World's first real-time heads-up-display enters field testing

Information is power, as the saying goes, and throughout history intelligence has often meant the difference between victory and defeat. Recently, the research and development of military technologies has relied less on firepower and more on innovative ways to give soldiers as much information as possible.

New technology from BAE Systems may offer the most cutting-edge example of information gathering and display seen yet. According to Military.com, the international defense contractor has begun field testing for a helmet-based heads-up-display system that would transmit real-time combat information to soldiers.

Advancing information technology
The display system, called Q-Warrior, would be easily installed on individual soldiers' helmets with a lens extending over the eye. Soldiers would then be able to view information overlaid onto landscapes, targets and anything else within their field of vision.

Military.com also explained that the Q-Warrior system may able to link with other intelligence gathering efforts, such as overhead reconnaissance planes and forward-staging troops. With information from various perspectives, soldiers may be able to use the BAE-developed technology to identify enemy targets hidden from their unaugmented view.

Gaining the upper hand
While BAE Systems hopes that the Q-Warrior technology will be standard issue equipment one day, the firm is currently testing it for use by troops normally tasked with missions that prize intelligence above all else, such as scouting or reconnaissance.

"The biggest demand, in the short term at least, will be in roles where the early adoption of situational awareness technology offers a defined advantage," Paul Wright, soldier systems' business development lead at BAE Systems, said in a statement. "This is likely to be within non-traditional military units with reconnaissance roles, such as Forward Air Controllers/Joint Tactical Aircraft Controllers or with Special Forces during counter terrorist tasks."

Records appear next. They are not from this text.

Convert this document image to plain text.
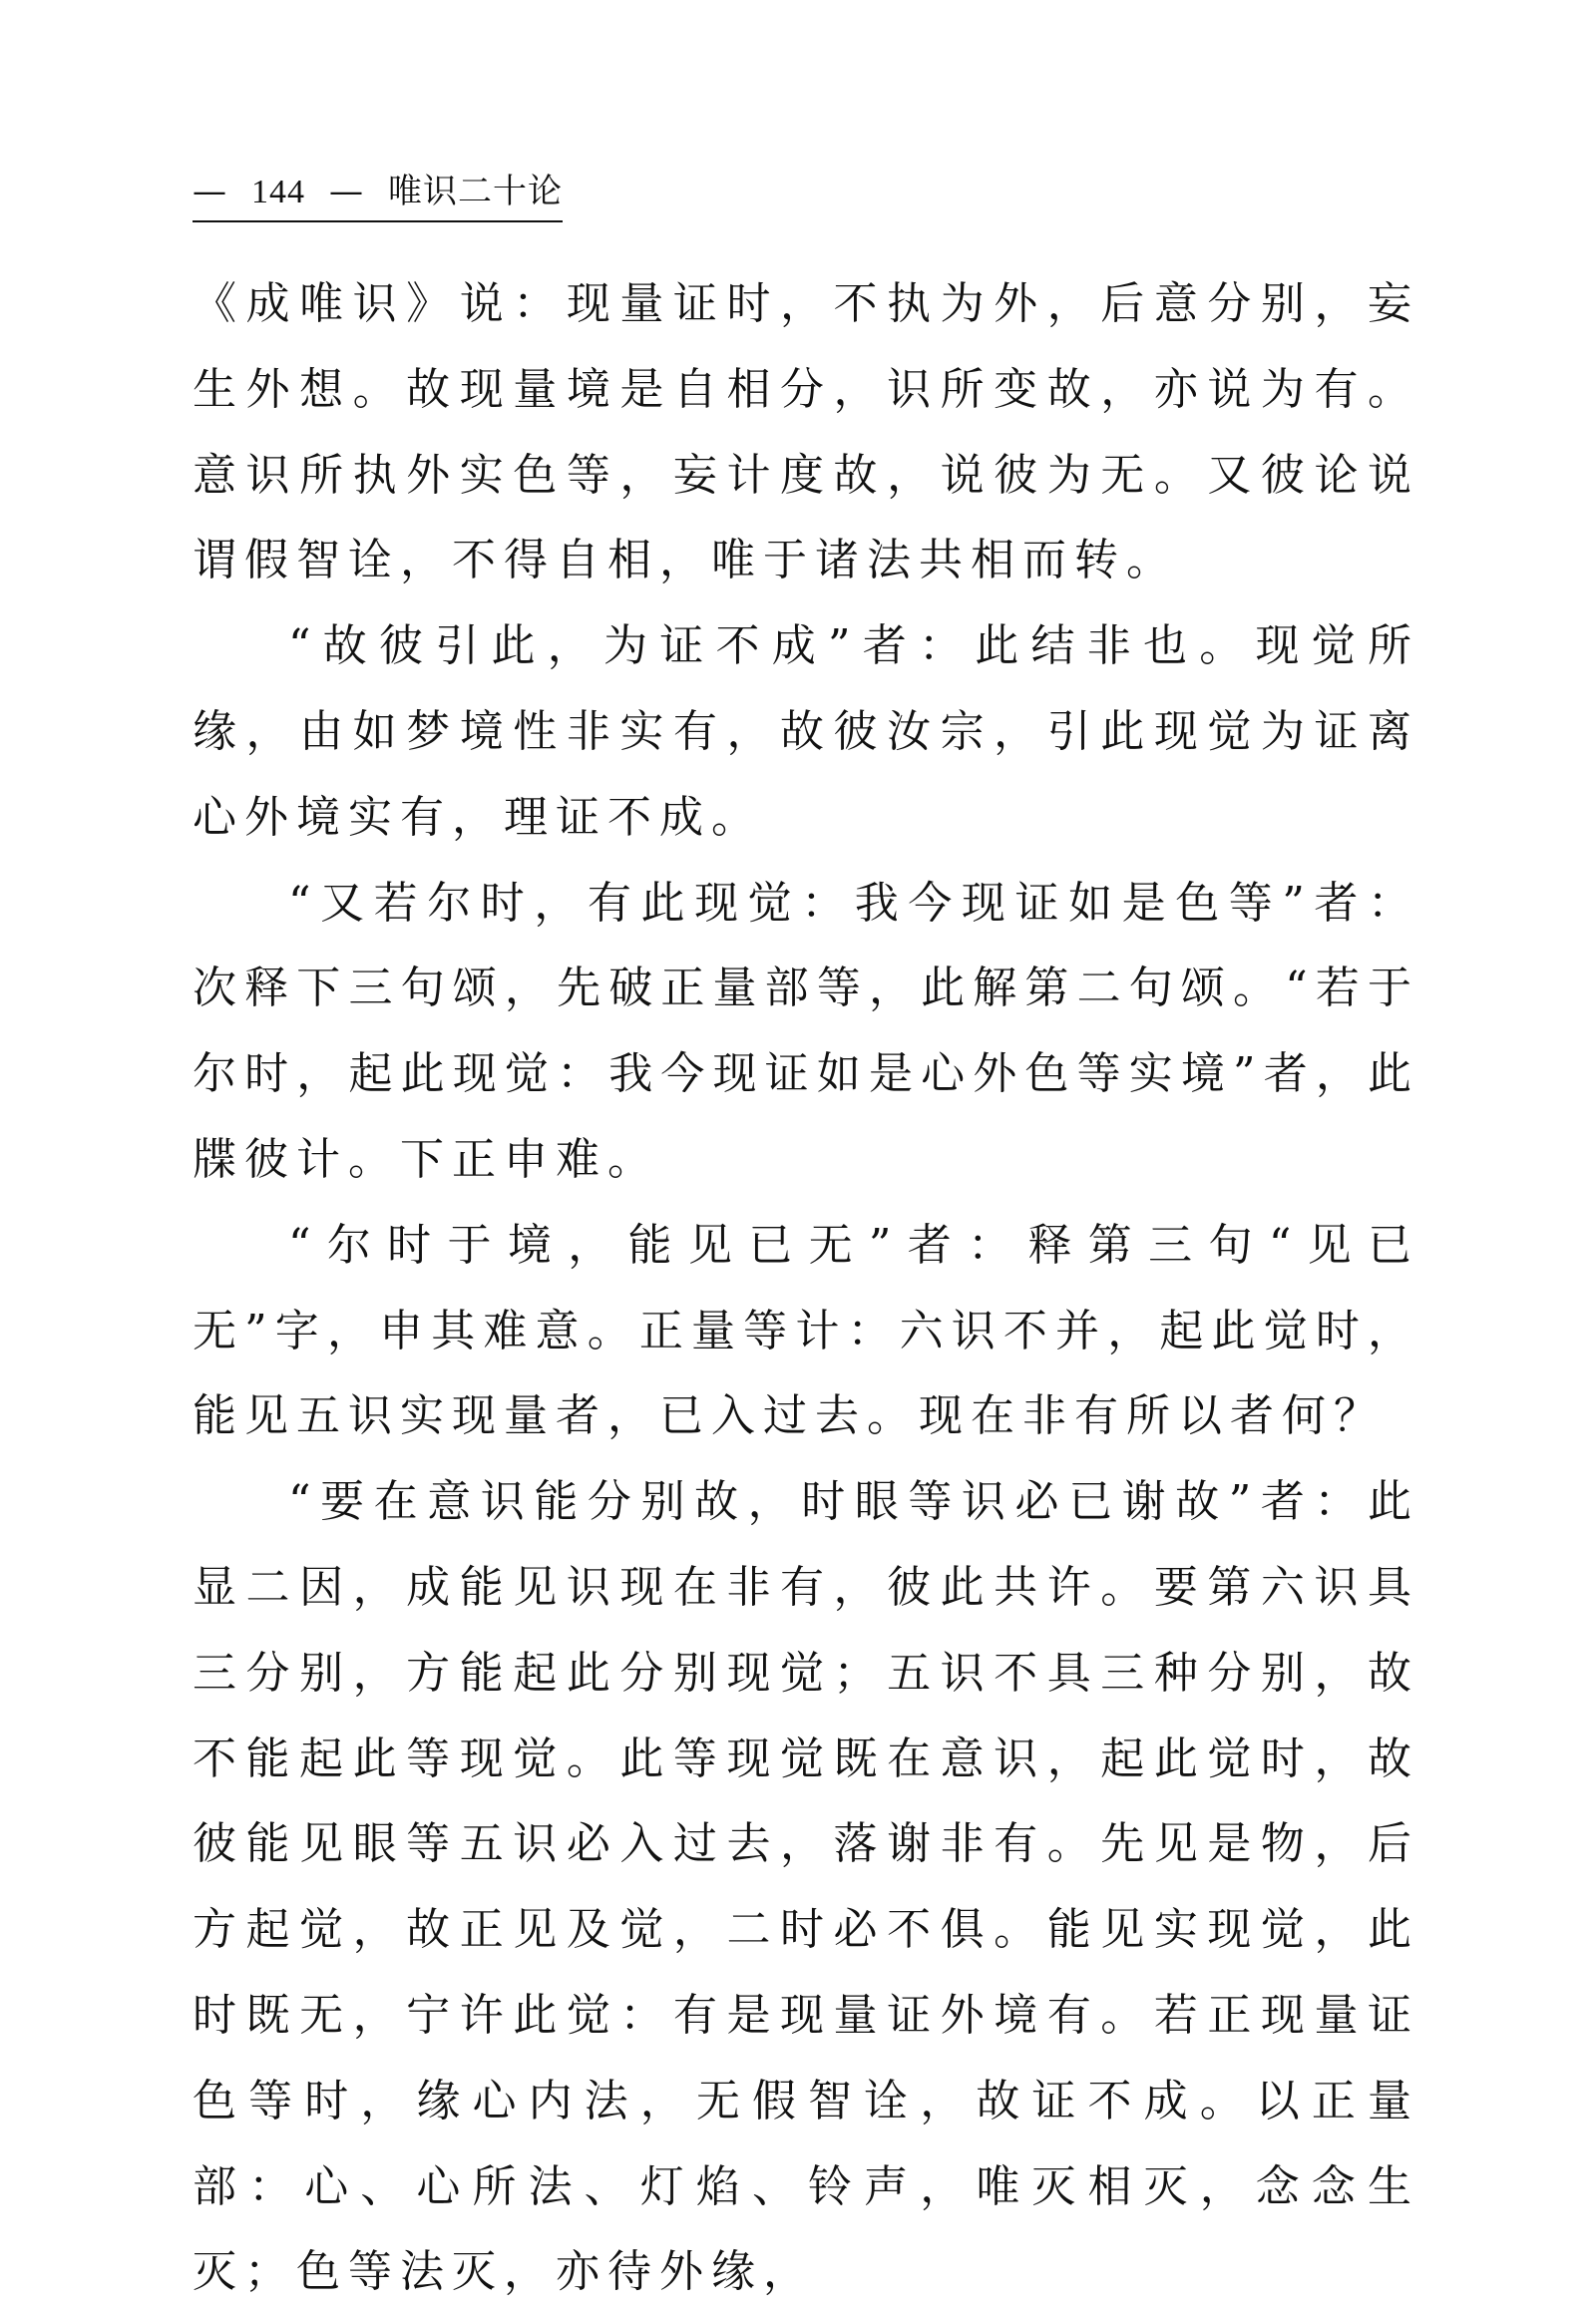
— 144 — 唯识二十论

《成唯识》说：现量证时，不执为外，后意分别，妄生外想。故现量境是自相分，识所变故，亦说为有。意识所执外实色等，妄计度故，说彼为无。又彼论说谓假智诠，不得自相，唯于诸法共相而转。

“故彼引此，为证不成”者：此结非也。现觉所缘，由如梦境性非实有，故彼汝宗，引此现觉为证离心外境实有，理证不成。

“又若尔时，有此现觉：我今现证如是色等”者：次释下三句颂，先破正量部等，此解第二句颂。“若于尔时，起此现觉：我今现证如是心外色等实境”者，此牒彼计。下正申难。

“尔时于境，能见已无”者：释第三句“见已无”字，申其难意。正量等计：六识不并，起此觉时，能见五识实现量者，已入过去。现在非有所以者何？

“要在意识能分别故，时眼等识必已谢故”者：此显二因，成能见识现在非有，彼此共许。要第六识具三分别，方能起此分别现觉；五识不具三种分别，故不能起此等现觉。此等现觉既在意识，起此觉时，故彼能见眼等五识必入过去，落谢非有。先见是物，后方起觉，故正见及觉，二时必不俱。能见实现觉，此时既无，宁许此觉：有是现量证外境有。若正现量证色等时，缘心内法，无假智诠，故证不成。以正量部：心、心所法、灯焰、铃声，唯灭相灭，念念生灭；色等法灭，亦待外缘，
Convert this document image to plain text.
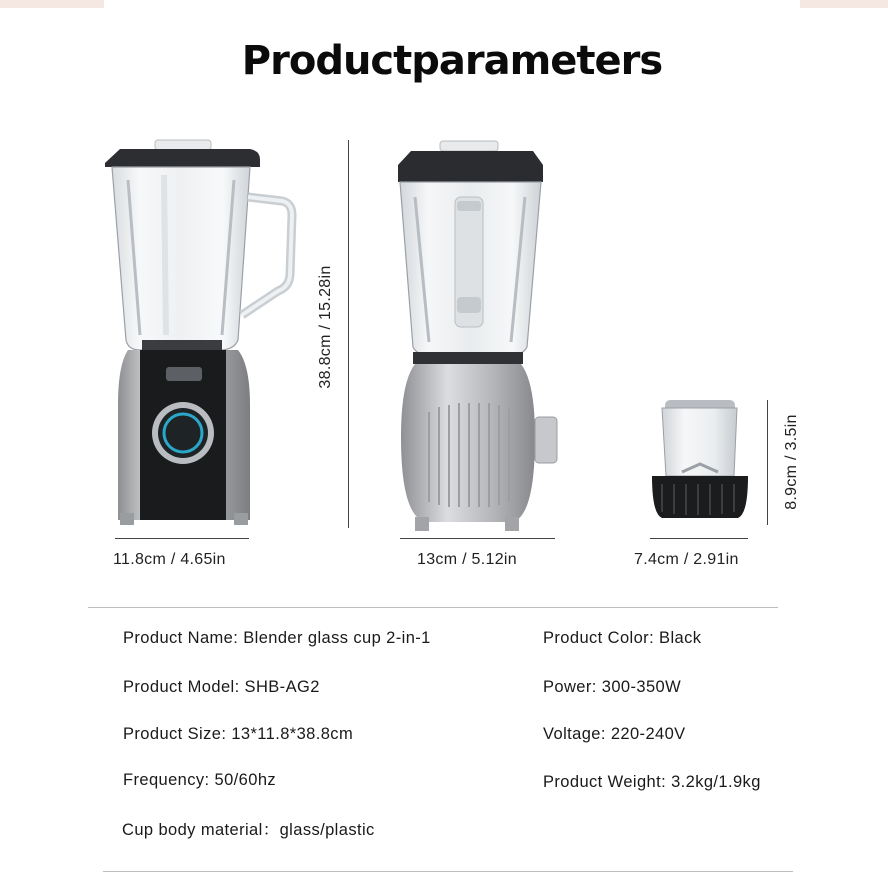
Productparameters
38.8cm / 15.28in
8.9cm / 3.5in
11.8cm / 4.65in	13cm / 5.12in	7.4cm / 2.91in
Product Name: Blender glass cup 2-in-1
Product Model: SHB-AG2
Product Size: 13*11.8*38.8cm
Frequency: 50/60hz
Cup body material：glass/plastic
Product Color: Black
Power: 300-350W
Voltage: 220-240V
Product Weight: 3.2kg/1.9kg
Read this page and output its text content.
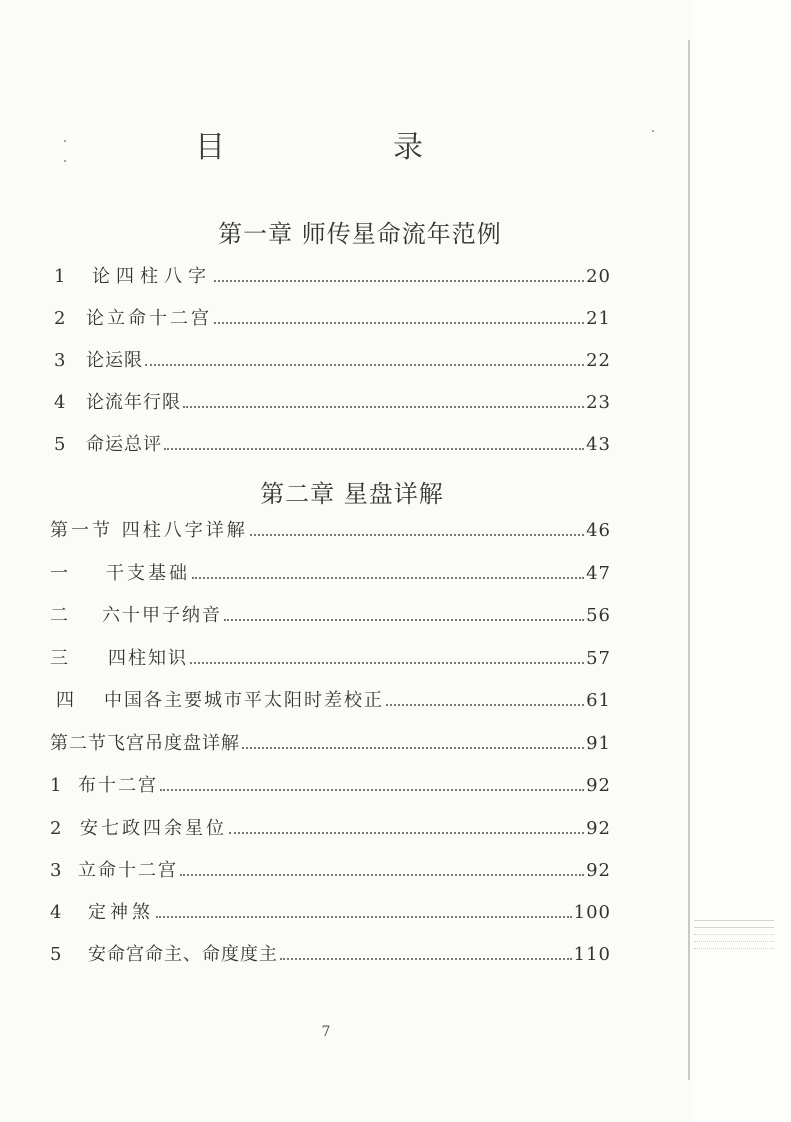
目	录
第一章 师传星命流年范例
1	论四柱八字	20
2	论立命十二宫	21
3	论运限	22
4	论流年行限	23
5	命运总评	43
第二章 星盘详解
第一节 四柱八字详解	46
一	干支基础	47
二	六十甲子纳音	56
三	四柱知识	57
四	中国各主要城市平太阳时差校正	61
第二节飞宫吊度盘详解	91
1 布十二宫	92
2	安七政四余星位	92
3 立命十二宫	92
4	定神煞	100
5	安命宫命主、命度度主	110
7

Wright also explained that because the Q-Warrior system is expected to link up to a wider network, troops may be able to use it as a navigation tool with waypoints and suggested routes mapped directly onto the soldier's field of vision. Extra features will also include night vision, thermal imaging and personnel tracking.

There is speculation that the Q-Warrior system could be integrated into the futuristic Tactical Assault Light Operator Suit explained by Adm. William McRaven, according to Stars and Stripes. The TALOS suit is expected to see deployment around 2018, though there is no word yet on the Q-Warrior systems' rollout date.